Where were you when Madonna called David Letterman a “sick fuck” on national TV?

Or when a 20-year-old Drew Barrymore, uh, did this on national TV?

Or when a 34-year-old Joaquin Phoenix did whatever this was on national TV?

Or when Dave came back to work after having serious heart surgery?

Or when an actual sex scandal and extortion plot turned The Late Show into a sobering, very un-fun look into the private life of a man that spent decades very much not talking about his private life?

(I definitely know where I was: watching from the studio as a Late Show page–full disclosure)

These are all moments that became touchstones of the mostly pre-Internet era, moments that we gabbed and/or groaned about in unison.
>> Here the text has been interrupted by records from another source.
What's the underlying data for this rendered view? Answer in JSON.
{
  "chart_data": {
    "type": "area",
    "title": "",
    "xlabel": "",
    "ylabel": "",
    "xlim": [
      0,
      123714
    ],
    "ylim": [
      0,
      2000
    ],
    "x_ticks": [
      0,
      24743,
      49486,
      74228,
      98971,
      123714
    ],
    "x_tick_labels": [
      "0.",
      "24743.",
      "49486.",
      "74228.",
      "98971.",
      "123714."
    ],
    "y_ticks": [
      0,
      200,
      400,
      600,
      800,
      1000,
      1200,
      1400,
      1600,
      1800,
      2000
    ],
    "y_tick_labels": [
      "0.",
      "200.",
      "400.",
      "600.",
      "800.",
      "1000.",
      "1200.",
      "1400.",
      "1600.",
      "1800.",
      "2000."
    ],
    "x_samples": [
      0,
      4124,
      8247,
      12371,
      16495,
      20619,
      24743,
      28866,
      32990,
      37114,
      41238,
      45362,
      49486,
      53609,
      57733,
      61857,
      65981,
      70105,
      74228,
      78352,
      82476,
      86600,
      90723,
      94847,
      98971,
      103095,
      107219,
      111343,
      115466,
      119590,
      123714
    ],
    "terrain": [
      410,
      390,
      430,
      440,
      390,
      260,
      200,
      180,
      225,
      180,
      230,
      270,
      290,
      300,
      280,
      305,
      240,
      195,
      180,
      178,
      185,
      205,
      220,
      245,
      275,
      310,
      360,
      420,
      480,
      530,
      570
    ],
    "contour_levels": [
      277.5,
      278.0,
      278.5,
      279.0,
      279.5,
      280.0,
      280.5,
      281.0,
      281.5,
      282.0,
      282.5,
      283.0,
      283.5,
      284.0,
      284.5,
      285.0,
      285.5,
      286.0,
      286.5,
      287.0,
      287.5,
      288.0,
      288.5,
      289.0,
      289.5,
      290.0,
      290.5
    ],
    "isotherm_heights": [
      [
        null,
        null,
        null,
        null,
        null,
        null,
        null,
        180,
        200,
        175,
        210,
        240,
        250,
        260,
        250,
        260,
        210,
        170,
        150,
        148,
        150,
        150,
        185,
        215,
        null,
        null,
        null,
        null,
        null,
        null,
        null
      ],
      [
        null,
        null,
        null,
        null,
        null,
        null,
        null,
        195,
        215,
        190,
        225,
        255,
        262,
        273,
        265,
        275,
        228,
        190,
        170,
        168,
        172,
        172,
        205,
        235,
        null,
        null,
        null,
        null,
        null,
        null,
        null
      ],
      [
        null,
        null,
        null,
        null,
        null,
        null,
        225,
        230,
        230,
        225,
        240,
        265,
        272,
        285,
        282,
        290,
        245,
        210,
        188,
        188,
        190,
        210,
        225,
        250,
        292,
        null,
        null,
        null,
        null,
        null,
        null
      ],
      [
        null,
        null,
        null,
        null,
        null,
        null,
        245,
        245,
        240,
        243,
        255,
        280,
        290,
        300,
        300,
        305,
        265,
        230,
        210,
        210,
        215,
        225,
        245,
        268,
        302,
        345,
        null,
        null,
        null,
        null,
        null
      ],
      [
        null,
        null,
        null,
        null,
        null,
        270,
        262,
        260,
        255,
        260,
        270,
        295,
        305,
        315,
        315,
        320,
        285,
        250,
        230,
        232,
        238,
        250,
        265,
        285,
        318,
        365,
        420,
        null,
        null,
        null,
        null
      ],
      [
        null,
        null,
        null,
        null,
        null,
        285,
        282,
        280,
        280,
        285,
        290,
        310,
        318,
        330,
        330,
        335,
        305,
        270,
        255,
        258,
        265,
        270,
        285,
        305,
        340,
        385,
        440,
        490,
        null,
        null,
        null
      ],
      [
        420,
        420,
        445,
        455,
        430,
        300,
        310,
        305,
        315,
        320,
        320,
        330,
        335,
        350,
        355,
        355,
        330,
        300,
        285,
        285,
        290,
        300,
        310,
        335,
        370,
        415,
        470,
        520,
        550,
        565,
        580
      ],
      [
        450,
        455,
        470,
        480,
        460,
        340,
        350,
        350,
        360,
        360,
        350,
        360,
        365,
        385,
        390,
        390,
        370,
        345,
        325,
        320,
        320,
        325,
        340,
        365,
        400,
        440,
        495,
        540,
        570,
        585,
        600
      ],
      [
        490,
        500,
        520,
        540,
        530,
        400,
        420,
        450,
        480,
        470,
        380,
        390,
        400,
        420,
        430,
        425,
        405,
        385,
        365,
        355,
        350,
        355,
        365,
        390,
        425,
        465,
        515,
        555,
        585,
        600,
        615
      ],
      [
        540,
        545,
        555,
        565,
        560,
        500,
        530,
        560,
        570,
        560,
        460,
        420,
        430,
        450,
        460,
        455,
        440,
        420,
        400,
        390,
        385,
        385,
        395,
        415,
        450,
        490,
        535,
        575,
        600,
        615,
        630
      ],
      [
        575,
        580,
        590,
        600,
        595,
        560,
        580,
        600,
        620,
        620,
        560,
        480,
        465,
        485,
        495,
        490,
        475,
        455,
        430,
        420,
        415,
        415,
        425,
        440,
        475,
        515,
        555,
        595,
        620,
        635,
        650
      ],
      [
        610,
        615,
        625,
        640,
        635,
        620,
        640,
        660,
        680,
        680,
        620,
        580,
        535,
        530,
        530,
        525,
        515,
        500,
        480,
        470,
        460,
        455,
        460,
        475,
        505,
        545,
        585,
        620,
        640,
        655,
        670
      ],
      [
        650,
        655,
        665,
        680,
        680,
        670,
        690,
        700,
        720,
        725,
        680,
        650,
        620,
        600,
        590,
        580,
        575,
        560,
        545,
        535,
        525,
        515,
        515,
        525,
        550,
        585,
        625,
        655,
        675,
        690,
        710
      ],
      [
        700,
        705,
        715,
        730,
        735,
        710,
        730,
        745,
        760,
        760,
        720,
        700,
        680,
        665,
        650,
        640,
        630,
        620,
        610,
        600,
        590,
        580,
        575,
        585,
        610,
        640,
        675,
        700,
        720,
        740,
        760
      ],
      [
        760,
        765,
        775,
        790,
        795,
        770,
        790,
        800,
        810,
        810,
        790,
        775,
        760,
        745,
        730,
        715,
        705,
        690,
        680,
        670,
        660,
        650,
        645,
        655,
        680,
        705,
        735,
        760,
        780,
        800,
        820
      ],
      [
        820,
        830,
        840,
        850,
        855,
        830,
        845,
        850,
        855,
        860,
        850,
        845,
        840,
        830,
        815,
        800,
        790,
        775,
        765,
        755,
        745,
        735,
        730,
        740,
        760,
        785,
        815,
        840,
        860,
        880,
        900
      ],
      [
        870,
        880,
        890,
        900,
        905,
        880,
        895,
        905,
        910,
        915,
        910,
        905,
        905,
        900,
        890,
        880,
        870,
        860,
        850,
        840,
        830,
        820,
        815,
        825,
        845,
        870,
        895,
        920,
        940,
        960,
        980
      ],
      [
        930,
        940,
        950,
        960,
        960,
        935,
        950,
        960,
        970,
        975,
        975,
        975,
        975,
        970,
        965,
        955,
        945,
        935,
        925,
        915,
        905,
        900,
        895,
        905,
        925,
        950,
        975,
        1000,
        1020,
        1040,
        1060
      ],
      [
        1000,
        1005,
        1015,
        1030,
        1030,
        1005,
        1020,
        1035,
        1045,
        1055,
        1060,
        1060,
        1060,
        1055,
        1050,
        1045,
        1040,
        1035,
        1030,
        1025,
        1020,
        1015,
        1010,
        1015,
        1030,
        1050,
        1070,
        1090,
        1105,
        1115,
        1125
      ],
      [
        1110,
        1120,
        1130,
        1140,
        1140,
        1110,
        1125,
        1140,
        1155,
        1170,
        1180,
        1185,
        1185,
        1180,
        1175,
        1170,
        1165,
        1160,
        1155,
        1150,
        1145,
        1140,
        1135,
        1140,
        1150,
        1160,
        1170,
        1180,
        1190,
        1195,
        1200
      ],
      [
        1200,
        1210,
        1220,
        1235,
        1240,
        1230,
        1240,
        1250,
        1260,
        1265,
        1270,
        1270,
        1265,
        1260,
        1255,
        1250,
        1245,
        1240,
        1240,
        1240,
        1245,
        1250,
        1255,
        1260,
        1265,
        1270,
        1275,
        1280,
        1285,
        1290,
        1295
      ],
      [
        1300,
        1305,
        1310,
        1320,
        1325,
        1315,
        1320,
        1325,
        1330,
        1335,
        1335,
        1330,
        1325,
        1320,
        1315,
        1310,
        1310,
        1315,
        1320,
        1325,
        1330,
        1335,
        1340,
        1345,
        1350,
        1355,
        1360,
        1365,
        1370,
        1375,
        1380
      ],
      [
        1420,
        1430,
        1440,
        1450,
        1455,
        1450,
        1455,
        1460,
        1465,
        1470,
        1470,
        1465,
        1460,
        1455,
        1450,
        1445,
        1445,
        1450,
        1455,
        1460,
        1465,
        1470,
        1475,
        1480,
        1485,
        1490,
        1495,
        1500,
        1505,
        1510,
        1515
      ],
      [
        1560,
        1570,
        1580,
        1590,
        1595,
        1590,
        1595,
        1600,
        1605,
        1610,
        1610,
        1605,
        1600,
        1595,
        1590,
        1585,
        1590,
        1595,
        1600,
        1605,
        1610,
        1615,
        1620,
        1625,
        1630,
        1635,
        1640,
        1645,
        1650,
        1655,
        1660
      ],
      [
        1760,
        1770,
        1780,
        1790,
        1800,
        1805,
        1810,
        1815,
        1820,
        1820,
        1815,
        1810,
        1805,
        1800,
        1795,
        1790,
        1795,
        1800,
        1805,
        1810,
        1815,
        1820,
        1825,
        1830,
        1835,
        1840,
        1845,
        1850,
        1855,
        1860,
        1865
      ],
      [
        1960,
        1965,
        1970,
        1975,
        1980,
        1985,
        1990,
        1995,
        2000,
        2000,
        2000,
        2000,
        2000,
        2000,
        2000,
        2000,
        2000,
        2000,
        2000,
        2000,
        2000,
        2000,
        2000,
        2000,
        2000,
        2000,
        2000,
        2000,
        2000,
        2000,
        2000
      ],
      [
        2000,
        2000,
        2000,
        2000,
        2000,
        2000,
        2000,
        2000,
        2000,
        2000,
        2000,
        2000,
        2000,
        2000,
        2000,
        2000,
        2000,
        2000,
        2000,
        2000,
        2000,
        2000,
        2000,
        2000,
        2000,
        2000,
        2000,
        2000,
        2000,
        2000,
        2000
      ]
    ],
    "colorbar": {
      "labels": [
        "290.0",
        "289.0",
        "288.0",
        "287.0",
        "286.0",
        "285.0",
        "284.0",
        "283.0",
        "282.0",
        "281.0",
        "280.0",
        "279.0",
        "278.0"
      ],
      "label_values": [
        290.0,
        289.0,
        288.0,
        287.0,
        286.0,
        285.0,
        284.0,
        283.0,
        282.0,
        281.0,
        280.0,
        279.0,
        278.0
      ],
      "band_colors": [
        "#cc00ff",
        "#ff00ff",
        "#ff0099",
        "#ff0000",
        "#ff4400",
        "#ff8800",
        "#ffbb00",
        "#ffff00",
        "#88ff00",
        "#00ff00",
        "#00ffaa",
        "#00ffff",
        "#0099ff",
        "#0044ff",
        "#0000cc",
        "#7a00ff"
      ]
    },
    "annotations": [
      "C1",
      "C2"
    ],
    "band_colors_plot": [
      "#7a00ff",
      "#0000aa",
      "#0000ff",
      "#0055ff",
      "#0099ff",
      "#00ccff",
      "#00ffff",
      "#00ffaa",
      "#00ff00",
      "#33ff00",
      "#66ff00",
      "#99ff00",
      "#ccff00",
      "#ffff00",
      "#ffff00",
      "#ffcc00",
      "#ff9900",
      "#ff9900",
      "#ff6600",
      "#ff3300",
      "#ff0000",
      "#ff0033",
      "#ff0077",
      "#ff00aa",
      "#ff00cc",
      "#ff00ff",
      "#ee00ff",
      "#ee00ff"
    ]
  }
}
While Leno was winning ratings with The Dancing Itos (wow the ’90s were strange), Letterman was creating pop culture moments that begged to be discussed and dissected in the decades before YouTube.

I know that adding the Late Show archives would make CBS All Access really desirable for hardcore comedy fans and TV historians. Maybe this sounds too lofty, but I also think CBS All Access would be doing a public good by making The Late Show archives accessible. Yeah, a public good! That’s because those episodes are very much a browser history of what we once deemed important enough or scandalous enough to joke about. That kinda thing helps with perspective; when you’re in the day-to-day muck of a year like 2018, it gets real easy to think it can’t get any worse. It actually might help to take a trip back in time and compare the news of today to that of yesterday, to see how little things have really changed (and to also highlight all the horrifying ways they unquestionably have changed).

But more so than acting as video history book for modern America, the Late Show archives would just be a really funny get. Don’t you just want to be able to watch Dave work a Taco Bell drive through and not search through a bunch of dubiously dubbed YouTube vids?

Ugh, and don’t even get me started on the playlist CBS All Access could put together of every single one of Darlene Love’s tear-jerking renditions of “Christmas (Baby Please Come Home)”.

Please, CBS All Access, do whatever it takes to get these classic pop culture moments back in rotation. The Late Show changed television 25 years ago, and we gotta celebrate it.

….

Okay–and sure, yes, I guess I have a personal stake in all this too, because I did appear on the show a few times when I was an intern in 2006.

People need to see my performances in HD.